The remains of banks, walls and house sites within the woodlands of Coed y Marian and Coed Gerddi-gleision were first reported by W.J. Hemp in 1960. In consultation with the well-known local historian Canon Ellis Davies the site was named 'Hen Caerwys'.

Hen Caerwys is believed to have been abandoned in the mid-15th Century and may have been occupied throughout the medieval period. The earthworks may also incorporate features that date back to the prehistoric period.

Hen Caerwys was fully surveyed for the first time in 1993, revealing two discrete groups of house sites with associated enclosures and network of fields and access ways. This apparently contemporary system is overlain by a complex of small mounds and hollows believed to be associated with piecemeal mineral exploration in the late 18th/19th Centuries. A number of quarries of similar date are potentially related to episodes of house building.

Hen Caerwys remained as open, common land until 1850 when it was subject of a parliamentary enclosure award. This episode in the history of the site is witnessed by the straight, drystone wall-bounded public highway. The largest of the quarries lying immediately north-west of the public highway may have provided the stone used to construct these drystone walls.

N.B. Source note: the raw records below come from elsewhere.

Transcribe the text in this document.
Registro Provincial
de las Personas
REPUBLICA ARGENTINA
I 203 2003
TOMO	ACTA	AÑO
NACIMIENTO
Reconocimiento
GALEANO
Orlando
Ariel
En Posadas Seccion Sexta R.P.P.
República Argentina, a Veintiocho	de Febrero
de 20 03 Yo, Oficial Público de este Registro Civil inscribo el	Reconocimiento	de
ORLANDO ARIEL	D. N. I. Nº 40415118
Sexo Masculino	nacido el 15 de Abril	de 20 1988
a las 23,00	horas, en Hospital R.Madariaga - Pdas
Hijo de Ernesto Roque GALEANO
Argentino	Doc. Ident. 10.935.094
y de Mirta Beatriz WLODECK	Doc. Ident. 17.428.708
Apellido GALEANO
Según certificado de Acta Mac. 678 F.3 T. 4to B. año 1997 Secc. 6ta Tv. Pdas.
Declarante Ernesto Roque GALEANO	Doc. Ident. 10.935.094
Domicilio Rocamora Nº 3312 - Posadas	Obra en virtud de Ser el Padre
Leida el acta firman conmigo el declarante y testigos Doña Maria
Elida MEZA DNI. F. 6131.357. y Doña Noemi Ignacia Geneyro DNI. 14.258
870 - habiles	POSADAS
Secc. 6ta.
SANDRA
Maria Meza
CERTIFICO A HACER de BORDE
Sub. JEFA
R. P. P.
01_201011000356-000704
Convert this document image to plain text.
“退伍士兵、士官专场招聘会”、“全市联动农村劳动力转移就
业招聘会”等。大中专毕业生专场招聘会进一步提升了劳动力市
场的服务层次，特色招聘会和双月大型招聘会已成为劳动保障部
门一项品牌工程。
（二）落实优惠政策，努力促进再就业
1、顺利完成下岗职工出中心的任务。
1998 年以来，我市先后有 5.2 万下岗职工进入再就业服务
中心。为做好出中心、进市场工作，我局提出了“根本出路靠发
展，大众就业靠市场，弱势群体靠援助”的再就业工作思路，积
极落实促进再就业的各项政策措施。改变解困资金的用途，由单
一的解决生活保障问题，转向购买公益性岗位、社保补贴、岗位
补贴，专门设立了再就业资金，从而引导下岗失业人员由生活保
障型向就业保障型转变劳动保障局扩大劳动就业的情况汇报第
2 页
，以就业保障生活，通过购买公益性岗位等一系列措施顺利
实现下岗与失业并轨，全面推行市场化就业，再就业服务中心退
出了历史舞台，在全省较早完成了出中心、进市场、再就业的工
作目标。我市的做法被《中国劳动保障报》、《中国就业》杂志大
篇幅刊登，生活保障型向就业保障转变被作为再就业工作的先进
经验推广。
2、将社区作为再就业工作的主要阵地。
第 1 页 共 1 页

Today, four-fifths of the surviving earthworks at Hen Caerwys lie beneath mature broadleaved woodland and are being actively managed by the owner to protect both the archaeological and wildlife interests of the site and to provide a sustainable source of timber for firewood and other uses.

The trail at Hen Caerwys is usually open free-of-charge every day of the year during daylight hours, but may occasionally have to be closed for the safety of the public when woodland management works are in progress.

Hen Caerwys is a Scheduled Ancient Monument, protected under the Ancient Monuments and Archaeological Areas Act, 1979. Damage or disturbance - including excavation, tipping and metal detecting - is prohibited.